I know that I am hopelessly flawed and I am the complete antithesis of what the model wife should be.  But before you start to reconsider your choice in life-mates, you should also know you married a girl:
*who loves her family more than she loves herself.
*who looks forward to all the Disney World vacations we're going to take with our kids.
*who thinks you are an amazing father.
*who loves that you are her best friend.
*who would rather spend time with you than anyone else.
*who appreciates and admires your work ethic.
*who loves your kind and generous nature.
*who is thankful to God for bringing you into her life.
*who thinks you are very intelligent.
*who prays for you.
*who puts you and the kids first.
*who loves to cook dinner with you.
*who is grateful for your technical expertise--especially when we have a computer crisis.

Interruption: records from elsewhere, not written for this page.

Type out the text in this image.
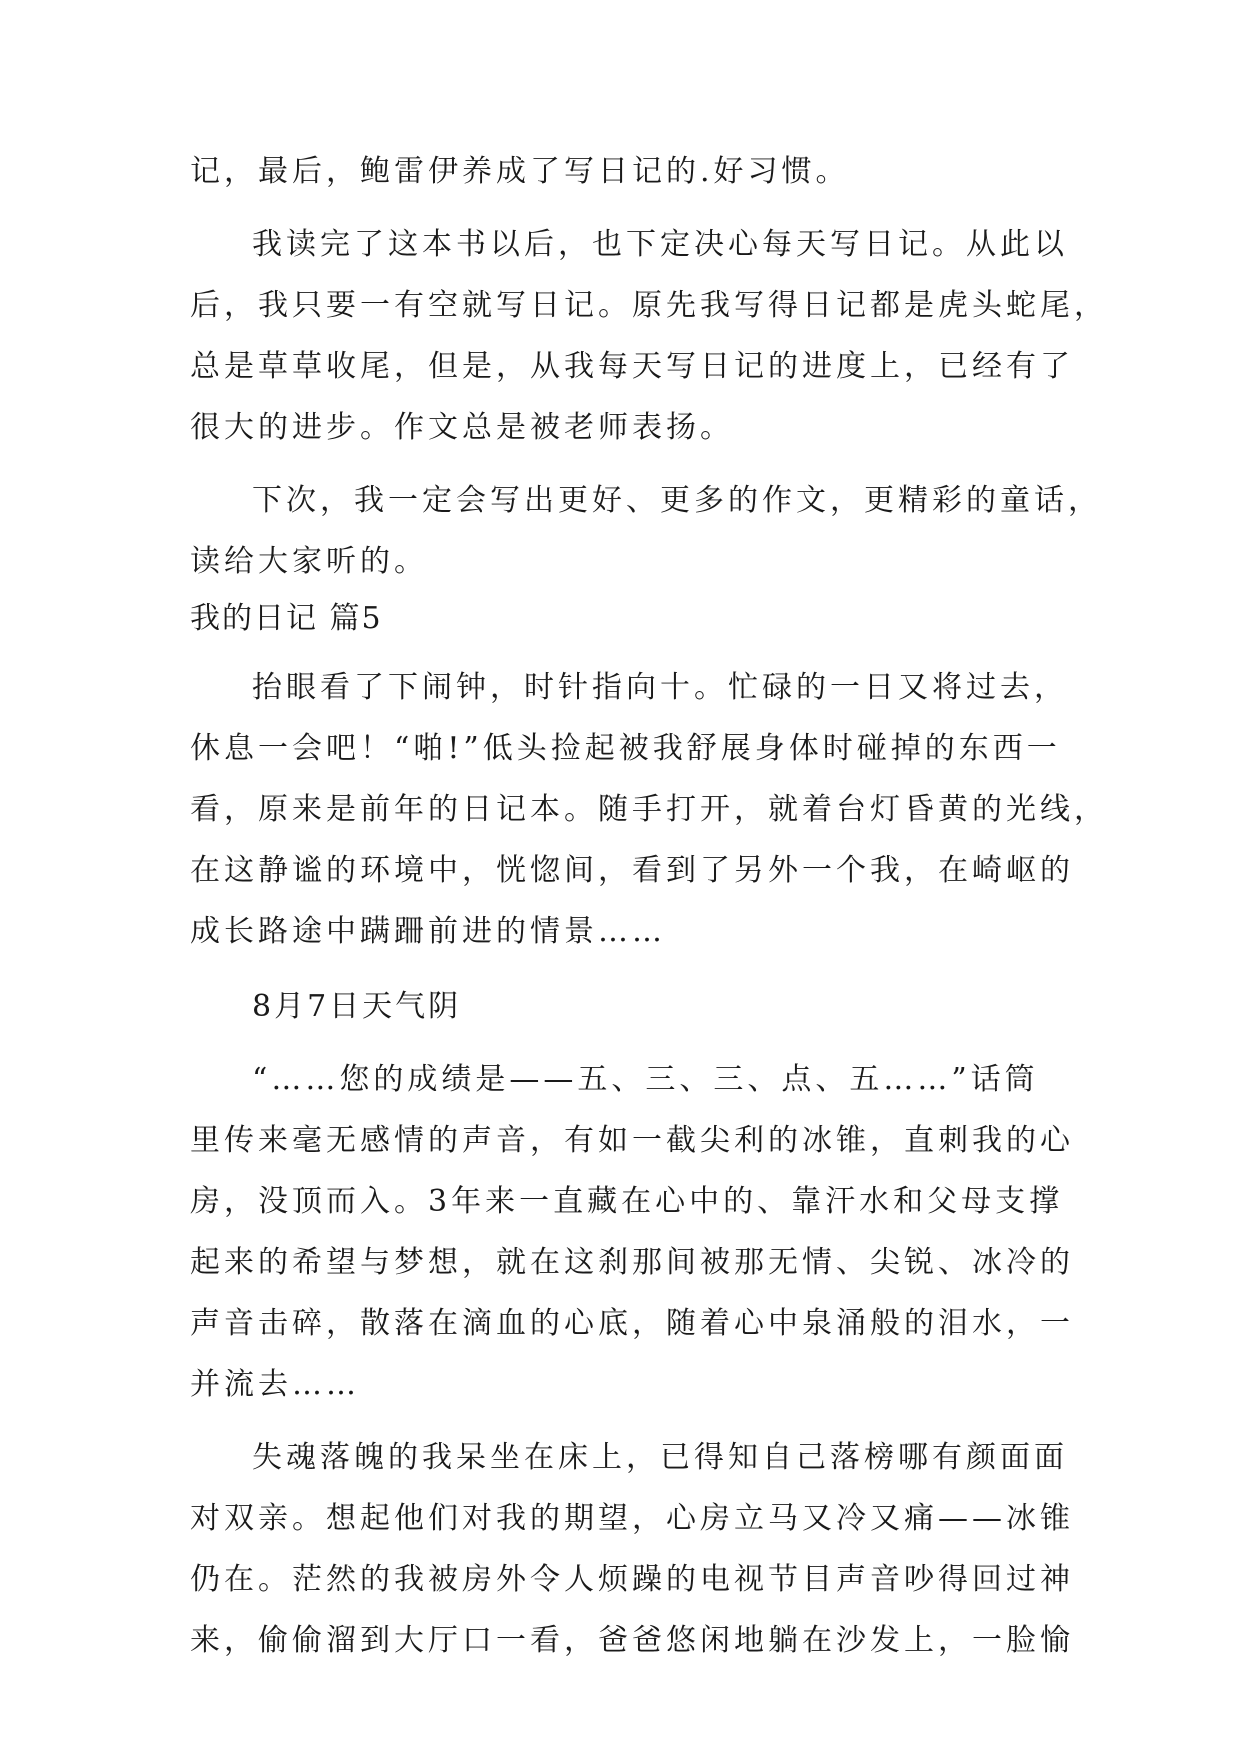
记，最后，鲍雷伊养成了写日记的.好习惯。
我读完了这本书以后，也下定决心每天写日记。从此以
后，我只要一有空就写日记。原先我写得日记都是虎头蛇尾，
总是草草收尾，但是，从我每天写日记的进度上，已经有了
很大的进步。作文总是被老师表扬。
下次，我一定会写出更好、更多的作文，更精彩的童话，
读给大家听的。
我的日记 篇5
抬眼看了下闹钟，时针指向十。忙碌的一日又将过去，
休息一会吧！“啪!”低头捡起被我舒展身体时碰掉的东西一
看，原来是前年的日记本。随手打开，就着台灯昏黄的光线，
在这静谧的环境中，恍惚间，看到了另外一个我，在崎岖的
成长路途中蹒跚前进的情景……
8月7日天气阴
“……您的成绩是——五、三、三、点、五……”话筒
里传来毫无感情的声音，有如一截尖利的冰锥，直刺我的心
房，没顶而入。3年来一直藏在心中的、靠汗水和父母支撑
起来的希望与梦想，就在这刹那间被那无情、尖锐、冰冷的
声音击碎，散落在滴血的心底，随着心中泉涌般的泪水，一
并流去……
失魂落魄的我呆坐在床上，已得知自己落榜哪有颜面面
对双亲。想起他们对我的期望，心房立马又冷又痛——冰锥
仍在。茫然的我被房外令人烦躁的电视节目声音吵得回过神
来，偷偷溜到大厅口一看，爸爸悠闲地躺在沙发上，一脸愉
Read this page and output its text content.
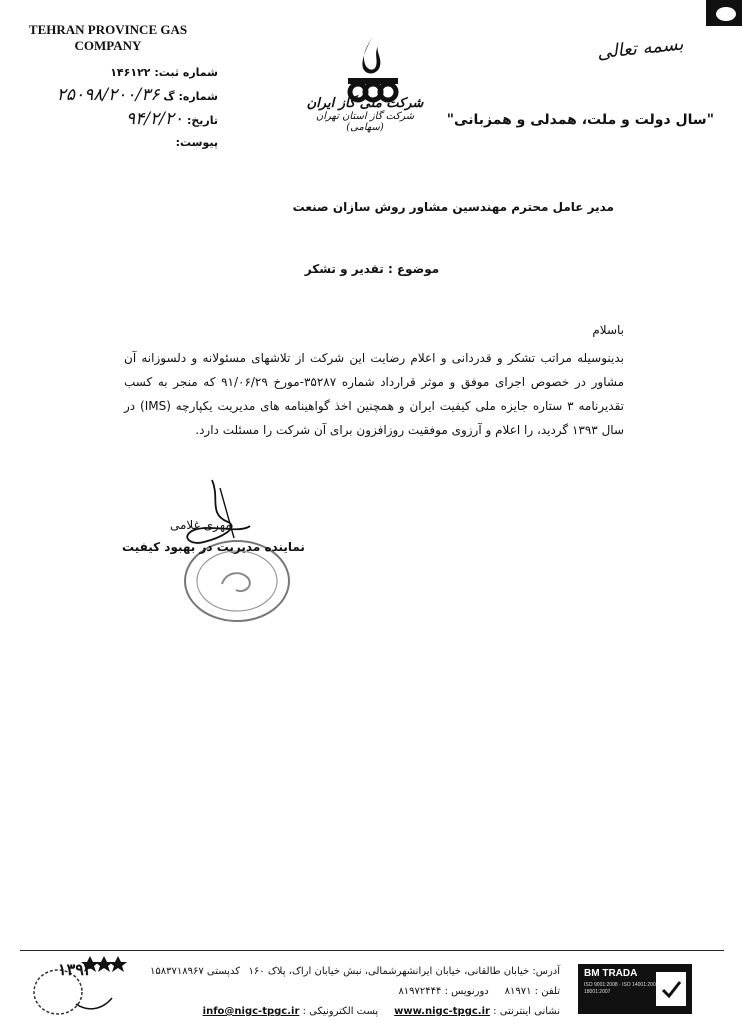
TEHRAN PROVINCE GAS
COMPANY
شماره ثبت: ۱۴۶۱۲۲
شماره: گ ۲۵۰۹۸/۲۰۰/۳۶
تاریخ: ۹۴/۲/۲۰
پیوست:
شرکت ملی گاز ایران
شرکت گاز استان تهران (سهامی)
بسمه تعالی
"سال دولت و ملت، همدلی و همزبانی"
مدیر عامل محترم مهندسین مشاور روش سازان صنعت
موضوع : تقدیر و تشکر
باسلام
بدینوسیله مراتب تشکر و قدردانی و اعلام رضایت این شرکت از تلاشهای مسئولانه و دلسوزانه آن
مشاور در خصوص اجرای موفق و موثر قرارداد شماره ۳۵۲۸۷-مورخ ۹۱/۰۶/۲۹ که منجر به کسب
تقدیرنامه ۳ ستاره جایزه ملی کیفیت ایران و همچنین اخذ گواهینامه های مدیریت یکپارچه (IMS) در
سال ۱۳۹۳ گردید، را اعلام و آرزوی موفقیت روزافزون برای آن شرکت را مسئلت دارد.
مهری غلامی
نماینده مدیریت در بهبود کیفیت
۱۳۹۳	آدرس: خیابان طالقانی، خیابان ایرانشهرشمالی، نبش خیابان اراک، پلاک ۱۶۰
کدپستی ۱۵۸۳۷۱۸۹۶۷
تلفن : ۸۱۹۷۱     دورنویس : ۸۱۹۷۲۴۴۴
نشانی اینترنتی : www.nigc-tpgc.ir     پست الکترونیکی : info@nigc-tpgc.ir
BM TRADA
ISO 9001:2008 · ISO 14001:2004 · OHSAS 18001:2007
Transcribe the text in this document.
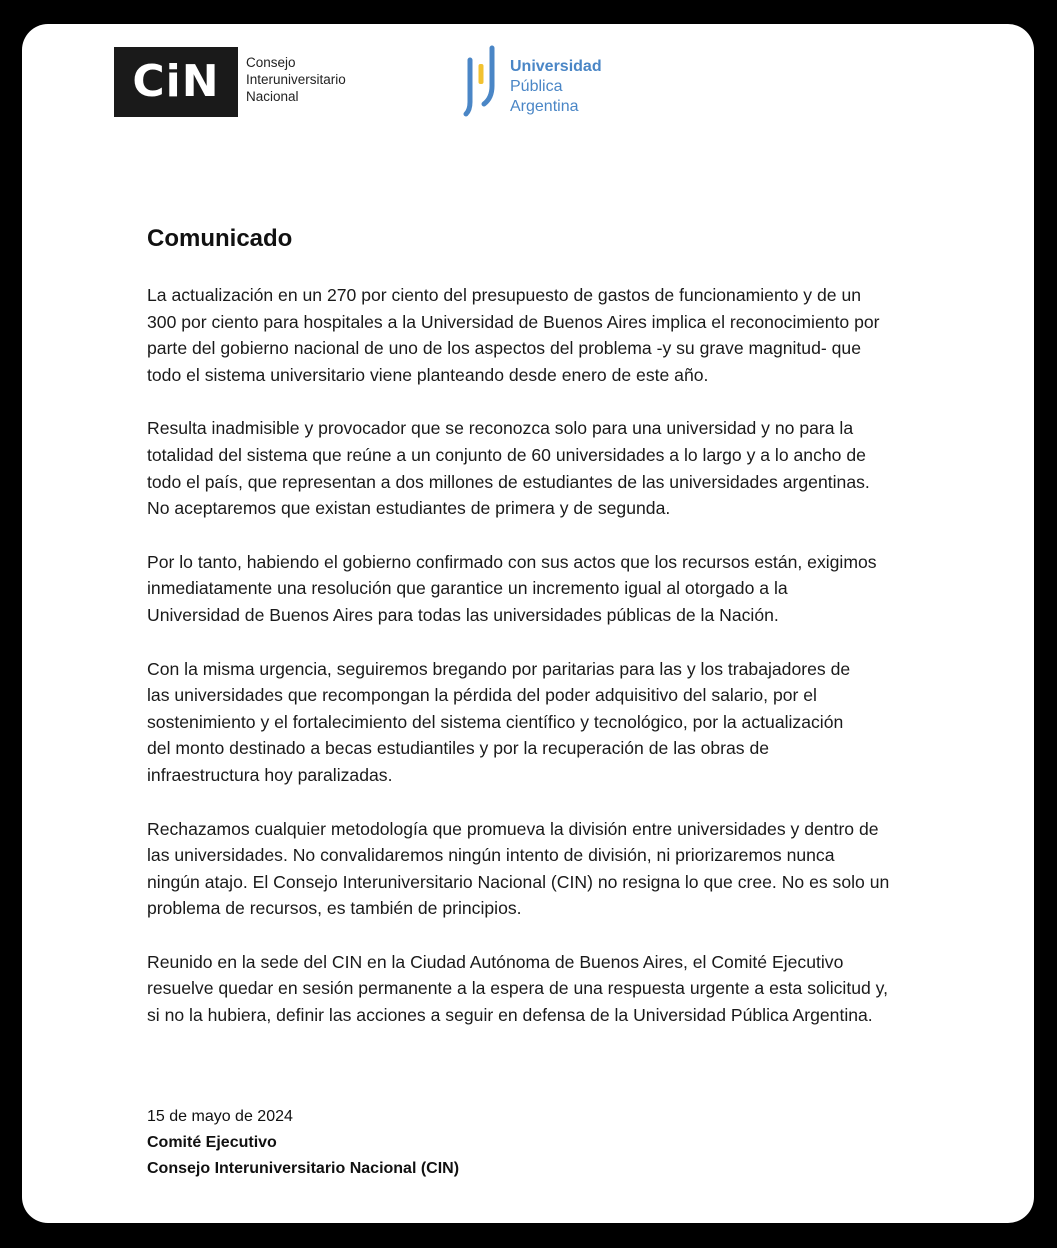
CiN Consejo
Interuniversitario
Nacional
Universidad
Pública
Argentina
Comunicado

La actualización en un 270 por ciento del presupuesto de gastos de funcionamiento y de un
300 por ciento para hospitales a la Universidad de Buenos Aires implica el reconocimiento por
parte del gobierno nacional de uno de los aspectos del problema -y su grave magnitud- que
todo el sistema universitario viene planteando desde enero de este año.

Resulta inadmisible y provocador que se reconozca solo para una universidad y no para la
totalidad del sistema que reúne a un conjunto de 60 universidades a lo largo y a lo ancho de
todo el país, que representan a dos millones de estudiantes de las universidades argentinas.
No aceptaremos que existan estudiantes de primera y de segunda.

Por lo tanto, habiendo el gobierno confirmado con sus actos que los recursos están, exigimos
inmediatamente una resolución que garantice un incremento igual al otorgado a la
Universidad de Buenos Aires para todas las universidades públicas de la Nación.

Con la misma urgencia, seguiremos bregando por paritarias para las y los trabajadores de
las universidades que recompongan la pérdida del poder adquisitivo del salario, por el
sostenimiento y el fortalecimiento del sistema científico y tecnológico, por la actualización
del monto destinado a becas estudiantiles y por la recuperación de las obras de
infraestructura hoy paralizadas.

Rechazamos cualquier metodología que promueva la división entre universidades y dentro de
las universidades. No convalidaremos ningún intento de división, ni priorizaremos nunca
ningún atajo. El Consejo Interuniversitario Nacional (CIN) no resigna lo que cree. No es solo un
problema de recursos, es también de principios.

Reunido en la sede del CIN en la Ciudad Autónoma de Buenos Aires, el Comité Ejecutivo
resuelve quedar en sesión permanente a la espera de una respuesta urgente a esta solicitud y,
si no la hubiera, definir las acciones a seguir en defensa de la Universidad Pública Argentina.

15 de mayo de 2024
Comité Ejecutivo
Consejo Interuniversitario Nacional (CIN)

*who is thankful you never complain against her.
*who will love you for the rest of her life.

So maybe I should publish a magazine for all the wives out there like me--the poor man's Martha Stewart.  Or maybe I should take a cooking class instead.  Either way, I know I'm not the perfect wife, Vincent.  But I'm YOUR wife.  And I couldn't be any prouder.  Thanks for loving me, for being wonderful you and always being there for me!